Seperti sekarang, aku merasa seperti sedang diintrograsi. Tapi akupun tak kalah
hebatnya dalam menyembunyikan sesuatu terutama darinya. Dia takkan mudah
mendapatkan secuil ceritapun dariku. Untuk hal ini, aku memang pandai
bersembunyi.
֍֍֍
Hari ini dia hanya tersenyum padaku, ya hanya itu. Tak
ada suara. Hanya lengkungan disudut bibirnya. Tapi, bagiku itu lebih dari kata
cukup.
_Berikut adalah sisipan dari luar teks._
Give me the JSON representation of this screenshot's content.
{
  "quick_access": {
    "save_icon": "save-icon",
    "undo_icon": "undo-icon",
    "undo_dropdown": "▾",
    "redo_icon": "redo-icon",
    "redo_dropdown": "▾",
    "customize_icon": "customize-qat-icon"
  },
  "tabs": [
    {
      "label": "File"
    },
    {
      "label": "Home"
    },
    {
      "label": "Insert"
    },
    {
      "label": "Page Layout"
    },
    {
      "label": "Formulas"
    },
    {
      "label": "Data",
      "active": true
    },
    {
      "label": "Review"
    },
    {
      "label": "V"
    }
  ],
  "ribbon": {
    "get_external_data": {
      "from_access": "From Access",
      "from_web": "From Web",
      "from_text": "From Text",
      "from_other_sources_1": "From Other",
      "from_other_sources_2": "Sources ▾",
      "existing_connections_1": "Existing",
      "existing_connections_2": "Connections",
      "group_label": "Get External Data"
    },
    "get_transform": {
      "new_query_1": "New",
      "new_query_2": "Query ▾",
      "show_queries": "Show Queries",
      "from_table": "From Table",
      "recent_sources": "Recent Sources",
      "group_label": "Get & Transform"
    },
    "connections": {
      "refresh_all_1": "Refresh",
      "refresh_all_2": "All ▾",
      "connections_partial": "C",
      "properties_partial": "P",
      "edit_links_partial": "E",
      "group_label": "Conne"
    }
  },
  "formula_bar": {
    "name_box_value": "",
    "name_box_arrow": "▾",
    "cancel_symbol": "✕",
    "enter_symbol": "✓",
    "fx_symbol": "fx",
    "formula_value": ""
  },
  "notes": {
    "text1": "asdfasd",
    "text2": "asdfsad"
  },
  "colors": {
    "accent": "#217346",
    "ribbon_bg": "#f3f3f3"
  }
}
Aku ‘cukup’ bahagia dibuatnya meskipun sebenarnya letupan harapan itu
kembali aku rasakan secara berlebihan. “Ah, bisakah aku memiliki senyum itu
selamanya?”.
“Tania! Kamu dipanggil bu Anjani” Sebuah suara dari
ambang pintu kelas membuatku kembali pada kenyataan. Dia Risma, anak kelas
lain.
“Ada apa?”
“Gak tau, sebaiknya kamu temui beliau sekarang”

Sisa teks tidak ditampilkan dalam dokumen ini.